For those interested in board gaming, board games are very much alive through the tabletop gaming club, Gamers Union, founded in 2008.

Moses, the club’s president, also considers the club to be a social club. They meet weekly on early Friday evenings to play board games with each other, and attendance usually ranges from 25 to 40 members a meeting.

This year he also started a community group for the club on Steam, a game distribution platform, so that in addition to club meetings, members could also enjoy playing simulated board games together online as well.

“The virtual ones are kind of a pale imitation of sitting there across a table with someone, but it’s great because we get to [play games] more often,” Moses said.

He agrees that, in recent times, a bridge between modern technology and traditional board gaming is evident.

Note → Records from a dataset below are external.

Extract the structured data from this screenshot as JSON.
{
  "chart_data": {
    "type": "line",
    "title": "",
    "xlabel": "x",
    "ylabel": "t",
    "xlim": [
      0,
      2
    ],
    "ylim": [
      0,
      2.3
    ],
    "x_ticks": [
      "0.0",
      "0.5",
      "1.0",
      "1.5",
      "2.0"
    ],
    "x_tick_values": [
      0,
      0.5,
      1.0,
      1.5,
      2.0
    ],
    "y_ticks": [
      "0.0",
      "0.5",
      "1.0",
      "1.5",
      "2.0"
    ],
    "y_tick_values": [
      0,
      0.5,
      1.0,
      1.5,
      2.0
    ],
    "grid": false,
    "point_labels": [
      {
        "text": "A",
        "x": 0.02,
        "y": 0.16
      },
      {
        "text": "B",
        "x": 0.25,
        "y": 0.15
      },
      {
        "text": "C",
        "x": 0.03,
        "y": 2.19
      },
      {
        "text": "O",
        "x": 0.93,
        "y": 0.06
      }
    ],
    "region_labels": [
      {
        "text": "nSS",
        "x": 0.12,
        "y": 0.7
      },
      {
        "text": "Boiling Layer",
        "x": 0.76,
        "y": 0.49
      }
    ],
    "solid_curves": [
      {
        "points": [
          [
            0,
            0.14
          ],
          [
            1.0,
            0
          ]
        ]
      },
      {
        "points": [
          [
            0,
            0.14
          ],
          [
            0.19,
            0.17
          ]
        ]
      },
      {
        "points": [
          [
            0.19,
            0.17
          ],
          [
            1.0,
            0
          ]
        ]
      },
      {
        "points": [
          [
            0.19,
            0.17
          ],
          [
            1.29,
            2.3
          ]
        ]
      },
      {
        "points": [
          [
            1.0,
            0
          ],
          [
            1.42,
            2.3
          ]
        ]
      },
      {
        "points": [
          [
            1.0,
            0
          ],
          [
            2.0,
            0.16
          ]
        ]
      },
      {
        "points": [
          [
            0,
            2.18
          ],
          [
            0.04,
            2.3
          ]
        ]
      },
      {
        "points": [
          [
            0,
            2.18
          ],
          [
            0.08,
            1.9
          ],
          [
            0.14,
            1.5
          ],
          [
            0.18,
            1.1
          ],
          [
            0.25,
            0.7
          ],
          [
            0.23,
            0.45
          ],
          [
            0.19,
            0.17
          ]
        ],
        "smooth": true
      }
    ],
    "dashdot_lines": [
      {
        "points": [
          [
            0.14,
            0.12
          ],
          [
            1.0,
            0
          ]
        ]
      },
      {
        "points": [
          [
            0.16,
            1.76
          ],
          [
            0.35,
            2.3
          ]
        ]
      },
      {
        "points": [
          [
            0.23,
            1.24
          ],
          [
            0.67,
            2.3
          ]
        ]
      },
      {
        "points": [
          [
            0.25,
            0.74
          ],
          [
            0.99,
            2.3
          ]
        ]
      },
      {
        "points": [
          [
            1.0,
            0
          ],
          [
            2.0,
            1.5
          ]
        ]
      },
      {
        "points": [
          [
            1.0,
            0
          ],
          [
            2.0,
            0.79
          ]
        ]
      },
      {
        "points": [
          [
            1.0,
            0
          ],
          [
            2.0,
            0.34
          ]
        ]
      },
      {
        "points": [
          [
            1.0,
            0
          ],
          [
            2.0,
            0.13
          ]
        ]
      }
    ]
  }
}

Moses understands that although club membership probably won’t be as explosive as that of other gaming clubs on campus, he is comfortable with the current state of the club and will work to expand its presence by reaching out to other organizations on campus.

Though these two clubs may represent types of gaming on different parts of the spectrum, the presidents share a commonality that they both strongly encourage students of all skill levels to join.

Gaming culture places emphasis on community, and these clubs do just that.

“It’s not just a game anymore,” said Wood.